The colour red is a symbol of courage and sacrifice, of sin and sexuality, of power and passion - and the new research has demonstrated that wearing it makes men more alluring to women.
In the US, England, Germany and China, women found men more appealing when they were either pictured wearing red or framed in red, compared with other colours.
"Red is typically thought of as a sexy colour for women only. Our findings suggest that the link between red and sex also applies to men," said Andrew Elliot, PhD, of the University of Rochester and University of Munich.
Twenty-five men and 32 women briefly viewed a black-and-white photo of a Caucasian man in a polo shirt, surrounded by a red or white matte. Using a nine-point scale, they answered three questions: "How attractive do you think this person is?" "How pleasant is this person to look at?" and "If I were to meet the person in this picture face to face, I would think he is attractive."
Red warmed up women only. Women who looked at a man surrounded by red or white rated the man surrounded by red a little over one point higher on a nine-point scale of attractiveness, a statistically significant bump.
Another experiment featured a man in a colour photo, dressed in either a red or a green shirt. A pool of 55 women rated the man in red as significantly more attractive - on average, nearly one point higher on the same nine-point scale.
They also thought he was more desirable, according to a second, five-item measure that asked viewers to rate, for example, the likelihood that they'd want to have sex with him.
Although red means different things in different cultures, the finding of women (but not men) drawn to men in red was consistent across countries.
And it's true about red power ties: Women in a follow-up study perceived men wearing red T-shirts to be significantly more likely to be high in status than men wearing blue T-shirts, in addition to the men in red seeming more generally and sexually attractive.
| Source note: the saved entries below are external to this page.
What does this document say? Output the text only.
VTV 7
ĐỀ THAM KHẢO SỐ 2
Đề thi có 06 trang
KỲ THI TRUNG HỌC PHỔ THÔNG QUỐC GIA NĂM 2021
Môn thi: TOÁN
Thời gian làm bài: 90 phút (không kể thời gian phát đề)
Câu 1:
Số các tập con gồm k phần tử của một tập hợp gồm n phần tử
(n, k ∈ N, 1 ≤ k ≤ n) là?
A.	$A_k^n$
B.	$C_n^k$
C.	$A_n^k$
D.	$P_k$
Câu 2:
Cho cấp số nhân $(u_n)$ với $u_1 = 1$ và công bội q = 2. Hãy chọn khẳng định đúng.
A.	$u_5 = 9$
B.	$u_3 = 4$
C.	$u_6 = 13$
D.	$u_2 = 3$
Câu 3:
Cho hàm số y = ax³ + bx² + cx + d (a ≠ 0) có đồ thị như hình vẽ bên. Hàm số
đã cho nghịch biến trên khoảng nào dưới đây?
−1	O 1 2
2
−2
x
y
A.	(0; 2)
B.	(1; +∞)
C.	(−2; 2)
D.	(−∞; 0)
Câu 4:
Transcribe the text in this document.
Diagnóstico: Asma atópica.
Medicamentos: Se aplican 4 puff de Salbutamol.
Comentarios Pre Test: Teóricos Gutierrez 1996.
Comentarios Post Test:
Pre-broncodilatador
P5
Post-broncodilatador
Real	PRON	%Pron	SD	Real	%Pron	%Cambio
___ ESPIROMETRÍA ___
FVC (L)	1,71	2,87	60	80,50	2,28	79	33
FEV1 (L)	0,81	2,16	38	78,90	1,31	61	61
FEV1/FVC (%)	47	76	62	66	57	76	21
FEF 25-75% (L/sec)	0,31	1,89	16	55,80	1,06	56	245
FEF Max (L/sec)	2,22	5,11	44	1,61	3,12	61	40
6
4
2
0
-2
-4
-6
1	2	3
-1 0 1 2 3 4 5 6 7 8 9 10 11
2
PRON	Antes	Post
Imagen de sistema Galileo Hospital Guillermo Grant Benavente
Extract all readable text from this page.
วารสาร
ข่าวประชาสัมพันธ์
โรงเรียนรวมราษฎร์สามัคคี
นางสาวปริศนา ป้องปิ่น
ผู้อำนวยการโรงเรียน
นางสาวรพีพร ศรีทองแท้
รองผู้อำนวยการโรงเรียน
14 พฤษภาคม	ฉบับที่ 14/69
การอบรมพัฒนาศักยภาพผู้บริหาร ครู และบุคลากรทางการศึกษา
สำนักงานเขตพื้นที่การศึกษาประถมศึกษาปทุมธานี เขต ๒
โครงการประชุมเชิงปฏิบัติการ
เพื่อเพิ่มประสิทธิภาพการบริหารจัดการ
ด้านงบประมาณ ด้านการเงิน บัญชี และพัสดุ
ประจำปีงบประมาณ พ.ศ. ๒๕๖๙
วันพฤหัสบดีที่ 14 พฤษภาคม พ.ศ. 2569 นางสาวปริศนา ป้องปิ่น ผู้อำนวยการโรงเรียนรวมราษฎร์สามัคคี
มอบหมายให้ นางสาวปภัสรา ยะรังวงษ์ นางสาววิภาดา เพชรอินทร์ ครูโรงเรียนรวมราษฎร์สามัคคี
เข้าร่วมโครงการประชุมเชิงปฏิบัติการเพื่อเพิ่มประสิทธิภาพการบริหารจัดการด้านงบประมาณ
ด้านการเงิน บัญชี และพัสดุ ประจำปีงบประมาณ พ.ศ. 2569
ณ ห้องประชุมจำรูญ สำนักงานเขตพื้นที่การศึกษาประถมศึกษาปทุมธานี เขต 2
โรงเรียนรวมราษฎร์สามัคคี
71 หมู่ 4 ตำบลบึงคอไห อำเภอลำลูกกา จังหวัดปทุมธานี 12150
Five smaller studies (20-38 participants) comparing women's responses to men in red or gray, including their sense of the men's status, established a chain of evidence that red may enhance sexual attractiveness because red is a status symbol, according to the authors.
The power of red holds throughout the primate world. Female primates (including women) are "extremely adept at detecting and decoding blood flow changes in the face," the authors wrote, "and women have been shown to be more sensitive to the perception of red stimuli than are men."
Are men aware that red may work in the bedroom as well as the boardroom? The authors suggest red might make men more likely to strut their stuff. "A man who wears red may feel dominant," they added, "which influences his self-confidence and behaviour and in turn may impress women."
The finding is reported in the August issue of the Journal of Experimental Psychology: General, published by the American Psychological Association.